Justiça mantém condenação da Uber por bloqueio indevido e manda indenizar usuário

A juíza Irlena Benchimol, da Primeira Turma Recursal do Amazonas, decidiu manter a condenação imposta à Uber por bloquear indevidamente a conta de um usuário, sem fornecer justificativas ou permitir defesa. A decisão confirma a sentença anterior do juiz Onildo Santana de Brito, que considerou o bloqueio como um ato de constrangimento injusto e determinou a reparação dos danos morais ao consumidor.

O caso teve início quando o autor, que utilizava a plataforma Uber tanto para transporte pessoal quanto para entregas de sua loja de bolos e salgados, encontrou sua conta bloqueada sem qualquer aviso ou justificativa. Após tentativas frustradas de contato com o suporte da empresa e envio de e-mails sem resposta, o autor enfrentou sérios transtornos, já que dependia da plataforma para suas atividades comerciais e pessoais.
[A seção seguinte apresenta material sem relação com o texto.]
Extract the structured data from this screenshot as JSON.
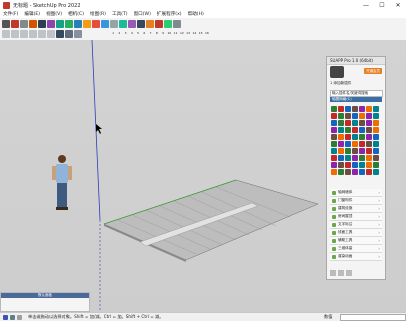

O juiz Santana de Brito, ao julgar o caso, destacou que o usuário é considerado consumidor segundo o Código de Defesa do Consumidor (CDC), e que a Uber, como fornecedora de serviços, tem a responsabilidade objetiva de garantir um tratamento justo. A decisão ressaltou que, mesmo em casos de inadimplência, a empresa deveria ter adotado medidas menos drásticas e mais transparentes para a cobrança de débitos.

A sentença estabeleceu que a Uber deveria desbloquear a conta do autor e pagar uma indenização de R$ 6 mil por danos morais, considerando a gravidade do constrangimento causado. O valor da indenização foi fixado com base na necessidade de compensar o dano e na função educativa da pena, obedecendo aos princípios de proporcionalidade e razoabilidade.

A decisão da Turma Recursal reforça a necessidade de respeito aos direitos dos consumidores e destaca a responsabilidade das empresas em fornecer um serviço adequado e transparente.

0785741-10.2022.8.04.0001  
Classe/Assunto: Recurso Inominado Cível / Indenização por Dano Material
Relator(a): Irlena Leal Benchimol/Órgão julgador: 1ª Turma Recursal
 Data de publicação: 04/09/2024
Ementa: RECURSO INOMINADO. AÇÃO DE OBRIGAÇÃO DE FAZER C/C INDENIZAÇÃO POR DANOS MORAIS. TRANSPORTE POR APLICATIVO. UBER. CONTA DE USUÁRIO BLOQUEADA SEM CONTRADITÓRIO E AMPLA DEFESA. DANO MORAL CONFIGURADO. RESTABELECIMENTO DA CONTA CABÍVEL. SENTENÇA MANTIDA POR SEUS PRÓPRIOS FUNDAMENTOS. RECURSO CONHECIDO E IMPROVIDO.